Autumn Timbrel Honoring Our Bodies :: RaeAnne Stauffacher

How do I feel about looking like the actors in movies playing the ugly, undesirable, lazy, or stupid characters? Or seeing a physical representation of myself on the news, with all the faces blurred out, as they discuss an epidemic in our society? Yup, I am a fat person. I really am fat; significantly overweight. One of the first impressions anyone has of me when they see me is my size. My fat morphs my face, and makes my eyes squint when I smile. My stomach is round, making me touch the table when I sit at a restaurant. My arms stick out from my body, even when they are relaxed. There is just no way around it. How does that feel? Honestly, it feels a little dehumanizing.

I wasn’t always this size. I had a chubby phase in elementary school, where I was teased and ostracized. I came to see myself as the fat girl, even though I naturally thinned out in junior high. I suddenly had friends, and was praised for how I looked. I didn’t have weight issues again until college, when I had a boyfriend who could take me out to eat. I slowly gained weight, but didn’t take much notice until it was a significant difference. Disgusted but hopeful, I started counting calories, lost weight, kept it off. I was proud, until I hit a stressful period in life and started gaining again. This cycle has repeated itself again and again for many years.

The thing is, it’s not about the disappointment when the weight loss doesn’t stick, or the frustration when I am back to a bigger size. The exhausting, debilitating, dehumanizing aspect of all of this is that I never feel good enough unless I look a certain way. I can’t feel happy with my body unless I’m thin. If my looks really don’t matter (and this is a tough one, because it sounds so harsh to well-meaning people), why do I suddenly get compliments only when I’ve lost weight? Nobody talks about how great I look in my new jeans I bought because I went up two sizes.

We are told to love and accept ourselves as women for who we are on the inside. How do you do that when you are a category, a statistic, and an eyesore? Most flaws are less obvious. Being fat is impossible to hide when you are literally the biggest person in a group. It is impossible not to notice, and it makes me feel like people don’t see ME. People notice my body first, not my humor, my passion, my interests. Even worse, weight is something fixable. If I ate less, I wouldn’t look like this. It sounds so simple, even to myself.

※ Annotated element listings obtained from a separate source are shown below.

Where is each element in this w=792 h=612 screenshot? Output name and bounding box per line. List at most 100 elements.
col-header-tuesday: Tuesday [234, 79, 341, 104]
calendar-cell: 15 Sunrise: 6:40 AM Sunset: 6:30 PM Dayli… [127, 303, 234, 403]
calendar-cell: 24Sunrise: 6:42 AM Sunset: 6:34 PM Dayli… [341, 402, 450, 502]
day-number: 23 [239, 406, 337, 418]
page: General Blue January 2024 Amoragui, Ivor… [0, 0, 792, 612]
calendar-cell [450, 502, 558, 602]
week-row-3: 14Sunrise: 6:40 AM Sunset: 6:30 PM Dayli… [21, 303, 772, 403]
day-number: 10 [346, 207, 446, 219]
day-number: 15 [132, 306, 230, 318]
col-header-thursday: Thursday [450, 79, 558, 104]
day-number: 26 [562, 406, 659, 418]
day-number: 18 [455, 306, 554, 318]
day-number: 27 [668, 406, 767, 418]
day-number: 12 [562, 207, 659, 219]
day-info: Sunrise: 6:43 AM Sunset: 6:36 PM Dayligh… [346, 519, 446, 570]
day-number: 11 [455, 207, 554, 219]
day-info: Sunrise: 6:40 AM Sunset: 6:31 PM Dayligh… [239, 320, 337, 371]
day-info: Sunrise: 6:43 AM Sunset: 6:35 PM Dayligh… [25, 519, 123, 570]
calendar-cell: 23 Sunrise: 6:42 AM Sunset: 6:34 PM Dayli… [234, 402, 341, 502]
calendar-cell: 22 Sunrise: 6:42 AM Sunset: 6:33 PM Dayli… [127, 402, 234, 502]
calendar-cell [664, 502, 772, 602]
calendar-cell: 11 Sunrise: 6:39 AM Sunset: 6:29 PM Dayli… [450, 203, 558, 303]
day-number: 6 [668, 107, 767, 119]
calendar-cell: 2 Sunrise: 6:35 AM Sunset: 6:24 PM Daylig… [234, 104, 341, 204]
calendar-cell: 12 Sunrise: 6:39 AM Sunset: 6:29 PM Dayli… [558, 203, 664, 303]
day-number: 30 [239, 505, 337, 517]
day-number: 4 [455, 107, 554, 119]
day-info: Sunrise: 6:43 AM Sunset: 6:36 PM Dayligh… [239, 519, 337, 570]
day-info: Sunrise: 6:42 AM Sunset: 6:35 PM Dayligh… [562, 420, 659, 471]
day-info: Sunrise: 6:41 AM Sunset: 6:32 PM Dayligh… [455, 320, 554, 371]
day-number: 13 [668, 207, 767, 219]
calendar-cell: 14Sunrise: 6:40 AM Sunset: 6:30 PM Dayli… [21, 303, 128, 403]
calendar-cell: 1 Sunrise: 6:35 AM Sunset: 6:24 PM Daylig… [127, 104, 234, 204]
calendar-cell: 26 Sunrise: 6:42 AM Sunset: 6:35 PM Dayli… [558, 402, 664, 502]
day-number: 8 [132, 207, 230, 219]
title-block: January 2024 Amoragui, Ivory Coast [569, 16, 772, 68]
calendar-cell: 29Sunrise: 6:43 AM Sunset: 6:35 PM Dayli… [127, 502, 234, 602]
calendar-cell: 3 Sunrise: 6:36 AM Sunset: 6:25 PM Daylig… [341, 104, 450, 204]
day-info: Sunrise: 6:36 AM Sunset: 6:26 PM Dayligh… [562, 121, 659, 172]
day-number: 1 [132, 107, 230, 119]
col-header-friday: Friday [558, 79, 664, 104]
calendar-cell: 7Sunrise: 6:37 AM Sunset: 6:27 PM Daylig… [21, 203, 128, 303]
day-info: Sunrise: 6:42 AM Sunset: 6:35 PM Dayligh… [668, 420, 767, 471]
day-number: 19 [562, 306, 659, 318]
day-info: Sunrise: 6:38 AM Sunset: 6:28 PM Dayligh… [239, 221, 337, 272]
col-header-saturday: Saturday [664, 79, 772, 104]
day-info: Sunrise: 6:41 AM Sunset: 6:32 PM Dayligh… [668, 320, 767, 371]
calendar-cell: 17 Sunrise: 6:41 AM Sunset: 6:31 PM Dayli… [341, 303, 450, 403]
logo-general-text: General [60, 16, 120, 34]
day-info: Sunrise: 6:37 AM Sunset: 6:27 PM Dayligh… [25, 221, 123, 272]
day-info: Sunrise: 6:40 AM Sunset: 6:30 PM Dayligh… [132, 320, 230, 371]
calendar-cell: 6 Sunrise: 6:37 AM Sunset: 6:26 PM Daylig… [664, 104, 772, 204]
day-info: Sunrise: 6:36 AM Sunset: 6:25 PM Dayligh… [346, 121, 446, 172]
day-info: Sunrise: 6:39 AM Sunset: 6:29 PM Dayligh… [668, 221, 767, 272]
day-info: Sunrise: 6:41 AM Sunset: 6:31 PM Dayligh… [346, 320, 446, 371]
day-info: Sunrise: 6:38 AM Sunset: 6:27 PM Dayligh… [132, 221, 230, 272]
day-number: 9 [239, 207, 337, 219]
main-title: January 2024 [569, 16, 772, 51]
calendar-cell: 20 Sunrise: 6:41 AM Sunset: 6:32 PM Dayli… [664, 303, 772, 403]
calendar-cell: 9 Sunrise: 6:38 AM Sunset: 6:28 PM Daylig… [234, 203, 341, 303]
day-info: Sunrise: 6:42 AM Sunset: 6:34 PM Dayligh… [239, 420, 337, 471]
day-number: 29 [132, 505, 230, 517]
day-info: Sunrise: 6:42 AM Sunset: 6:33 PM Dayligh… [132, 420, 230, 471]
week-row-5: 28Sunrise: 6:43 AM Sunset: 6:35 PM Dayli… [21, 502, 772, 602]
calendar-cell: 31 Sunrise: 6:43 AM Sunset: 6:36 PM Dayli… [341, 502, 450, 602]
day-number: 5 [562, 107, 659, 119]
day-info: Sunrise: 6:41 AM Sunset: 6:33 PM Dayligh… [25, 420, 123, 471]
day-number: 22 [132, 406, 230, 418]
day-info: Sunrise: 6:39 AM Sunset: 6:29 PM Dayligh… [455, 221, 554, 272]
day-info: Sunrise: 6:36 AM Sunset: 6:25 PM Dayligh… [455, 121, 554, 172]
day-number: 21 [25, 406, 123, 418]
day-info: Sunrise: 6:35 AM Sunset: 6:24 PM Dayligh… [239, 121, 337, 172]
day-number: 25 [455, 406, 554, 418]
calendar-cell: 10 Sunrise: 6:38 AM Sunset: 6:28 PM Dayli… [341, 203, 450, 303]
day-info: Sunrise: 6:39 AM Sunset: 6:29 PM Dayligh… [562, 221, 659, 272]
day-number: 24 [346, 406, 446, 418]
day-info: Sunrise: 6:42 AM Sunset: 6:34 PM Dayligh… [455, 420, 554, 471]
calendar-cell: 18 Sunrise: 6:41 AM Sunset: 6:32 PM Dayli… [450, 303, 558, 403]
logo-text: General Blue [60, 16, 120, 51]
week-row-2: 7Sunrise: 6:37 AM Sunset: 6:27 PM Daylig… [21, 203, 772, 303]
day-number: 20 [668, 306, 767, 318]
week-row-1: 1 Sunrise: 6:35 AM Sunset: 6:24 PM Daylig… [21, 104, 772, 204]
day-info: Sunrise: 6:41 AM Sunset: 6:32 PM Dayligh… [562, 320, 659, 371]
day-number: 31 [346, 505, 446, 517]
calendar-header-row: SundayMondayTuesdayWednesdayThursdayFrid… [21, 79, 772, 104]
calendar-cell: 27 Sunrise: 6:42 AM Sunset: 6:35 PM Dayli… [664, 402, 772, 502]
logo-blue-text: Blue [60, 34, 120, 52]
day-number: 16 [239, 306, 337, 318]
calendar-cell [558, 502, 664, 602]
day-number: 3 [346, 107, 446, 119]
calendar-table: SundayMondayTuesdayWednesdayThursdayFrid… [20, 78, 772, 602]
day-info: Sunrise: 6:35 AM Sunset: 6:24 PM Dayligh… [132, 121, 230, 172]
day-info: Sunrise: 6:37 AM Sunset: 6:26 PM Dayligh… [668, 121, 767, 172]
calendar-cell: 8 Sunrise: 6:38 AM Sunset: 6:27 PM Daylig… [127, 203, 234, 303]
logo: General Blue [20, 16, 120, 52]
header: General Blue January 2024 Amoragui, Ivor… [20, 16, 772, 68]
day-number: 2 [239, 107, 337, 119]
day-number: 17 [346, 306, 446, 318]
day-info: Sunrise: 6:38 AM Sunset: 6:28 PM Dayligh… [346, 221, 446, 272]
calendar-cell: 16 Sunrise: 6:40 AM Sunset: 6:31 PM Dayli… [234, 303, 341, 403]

My wakeup call was when I stopped to think how I would want my daughter to feel about herself if she was overweight. It would just kill me if she avoided pictures, old friends, social functions because she felt embarrassed over how she looked. Why in the world is it then okay for me to feel this way about myself? Why do we women apologize for how we look, but then expect our daughters to love themselves, and not to view their imperfections in one area as the final judgment of their worth?

I don’t think societal standards of beauty are going to change any time soon. I think it has to be ME who changes. I’m so sick of feeling bad. I’m so sick of feeling like there is something wrong with me because I’m overweight. I’m choosing not to care, to whatever extent I can manage it. I will quit apologizing, I will quit feeling embarrassed. Those of any importance won’t care how I look anyway. If I lose weight, it will be for health, not to fit in. Those in the same boat as me, I hope you will join me. Those who can’t relate, I hope you will see ME, not just my weight. To those in society who will still judge, I no longer give you power to make me feel defective. Your opinion never should have mattered to me in the first place.

4 thoughts on “Autumn Timbrel Honoring Our Bodies :: RaeAnne Stauffacher

  1. I love this article RaeAnne. I too am overweight. I can totally relate to your assessment of your body…especially the tummy touching the table and your arms sticking out. I too am hard on myself for my weight….I avoid some social things because I don’t want people to judge me…..and I worry about where I will sit (like small seats in theaters). Thank you for being brave enough to share your struggles with remembering to love your self for you many wonderful aspects and not hating ourselves for one bad area. I needed to hear this this morning!

  2. Charell Lindgren on said:

    Your story had truly touched me in so many ways. I know all your feelings and I can say I relate to every word. You are so intelligent and you are beautiful both inside and out! Your a great mother and such a strong woman that has had many hardships. I know your daughter is so unbelievably proud of you not only as her mother but as a woman in society. I love your strong and I’m so proud of you!

  3. Sherri Roman on said:

    It is apparent that you have come full circle when you have gotten the courage to write this blog. Thank you for stepping up instead of hiding, RaeAnne. I love you. YOu are a funny, witty, intelligent, beautiful, tenacious wonder-woman and I am glad you are a part of my life. Peace.